As part of writing this blog post, I was reading RFC 9113 and found something even more shocking - this exact scenario of a web server supporting the weaker cipher suites causing HTTP/2 connections to fail is explicitly stated in RFC 9113, section 9.2.2!

Note that clients might advertise support of cipher suites that are prohibited in order to allow for connection to servers that do not support HTTP/2. This allows servers to select HTTP/1.1 with a cipher suite that is prohibited in HTTP/2. However, this can result in HTTP/2 being negotiated with a prohibited cipher suite if the application protocol and cipher suite are independently selected.

Conclusion

At this point, we have a clear understanding of what is happening. The second computer can’t access the website because the client connects with TLS 1.2, the server is configured to prefer “bad” cipher suites for TLS 1.2, and the client and server are trying to complete the web request over HTTP/2, which doesn’t allow the “bad” cipher suites. So how would we fix access for someone who wouldn’t be able to run their browser with additional command-line arguments?
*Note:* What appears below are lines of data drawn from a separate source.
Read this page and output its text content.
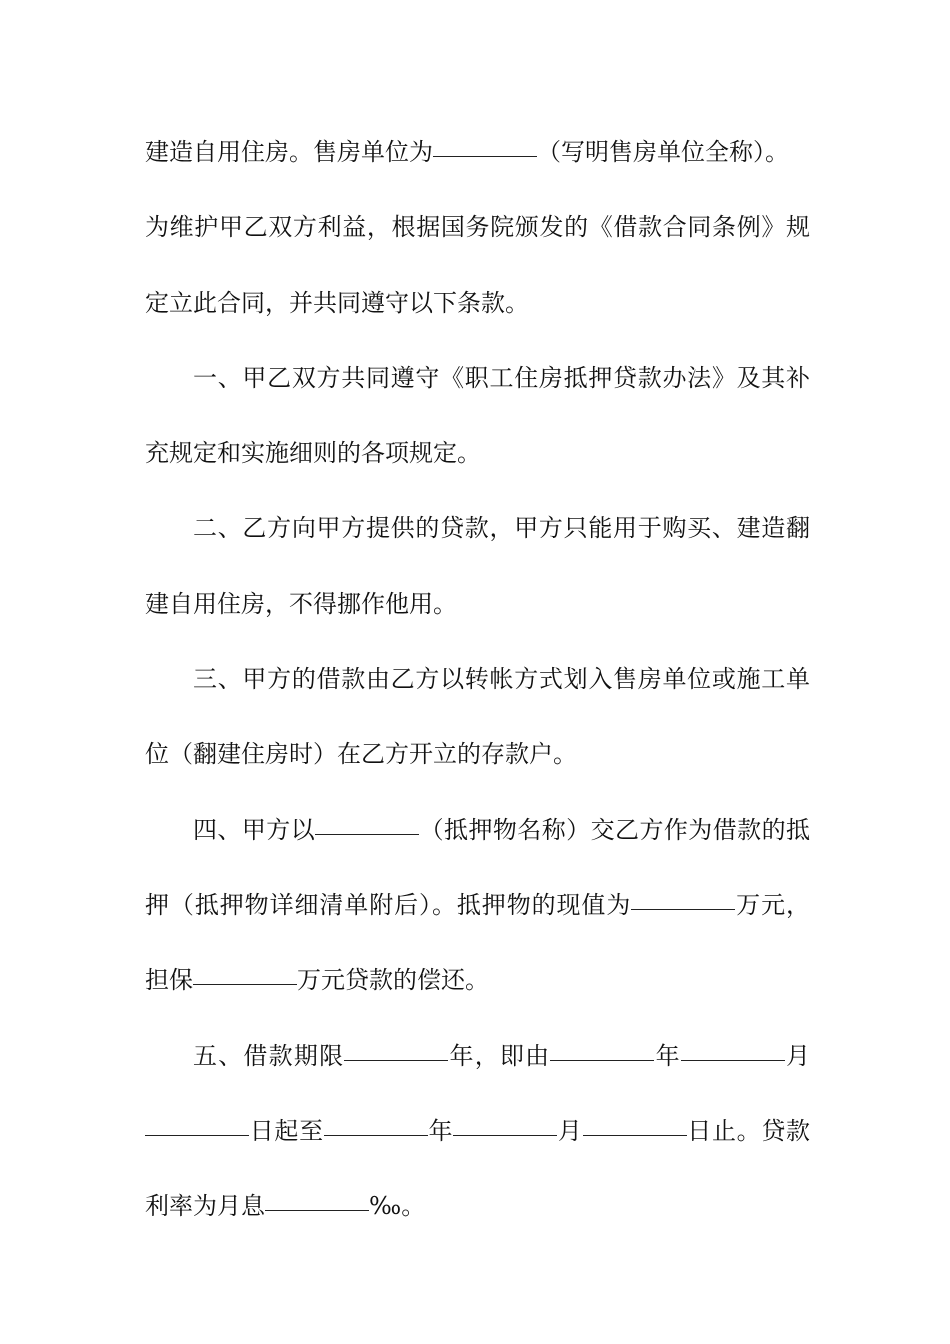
建造自用住房。售房单位为	（写明售房单位全称）。

为维护甲乙双方利益，根据国务院颁发的《借款合同条例》规定立此合同，并共同遵守以下条款。

一、甲乙双方共同遵守《职工住房抵押贷款办法》及其补充规定和实施细则的各项规定。

二、乙方向甲方提供的贷款，甲方只能用于购买、建造翻建自用住房，不得挪作他用。

三、甲方的借款由乙方以转帐方式划入售房单位或施工单位（翻建住房时）在乙方开立的存款户。

四、甲方以	（抵押物名称）交乙方作为借款的抵押（抵押物详细清单附后）。抵押物的现值为	万元，担保	万元贷款的偿还。

五、借款期限	年，即由	年	月日起至	年	月	日止。贷款利率为月息	‰。
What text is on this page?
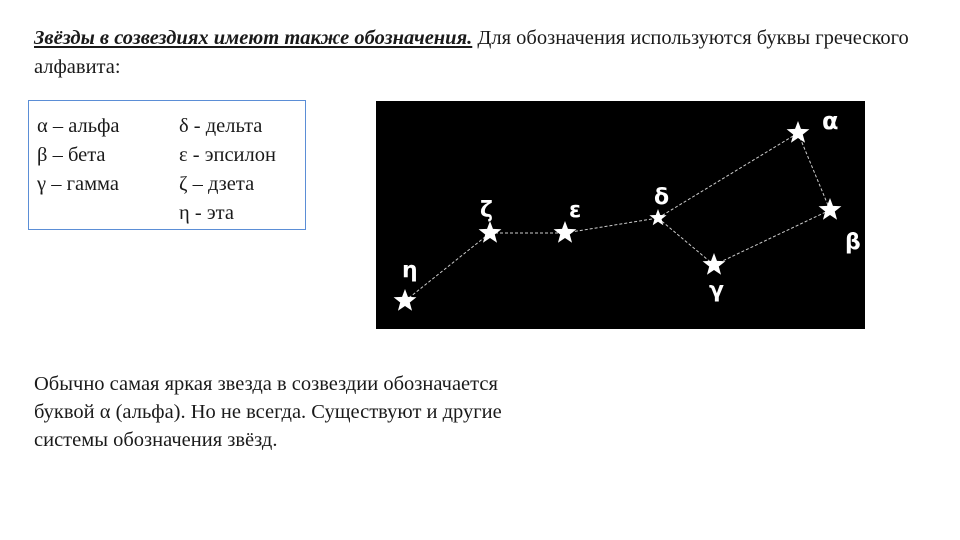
Звёзды в созвездиях имеют также обозначения. Для обозначения используются буквы греческого алфавита:
α – альфа
β – бета
γ – гамма
δ - дельта
ε - эпсилон
ζ – дзета
η - эта
α
β
γ
δ
ε
ζ
η
Обычно самая яркая звезда в созвездии обозначается буквой α (альфа). Но не всегда. Существуют и другие системы обозначения звёзд.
Obviously, the best solution would be for the website owner to reconfigure the website’s supported TLS 1.2 cipher suites, but that’s outside of our control. However, the entire issue is caused by the SSL inspection solution mandating TLS 1.2 and the web server’s preferred TLS 1.2 cipher suites being “bad”. By modifying the SSL inspection solution to allow TLS 1.3 connections to the web server, it would be possible to securely connect over TLS 1.3 and avoid the TLS 1.2 misconfiguration. If the TLS 1.3 configuration would have also preferred “bad” cipher suites, another option would have been to configure the ssl inspection solution to strip the ALPN header and prevent upgrading the connection to HTTP/2. Then, because the connection would have been limited to HTTP/1.1, the browser would not terminate the TLS 1.2 connections because of the insecure cipher suite being used.

Thanks for reading along, I hope you enjoyed going down this rabbit hole as much as I did.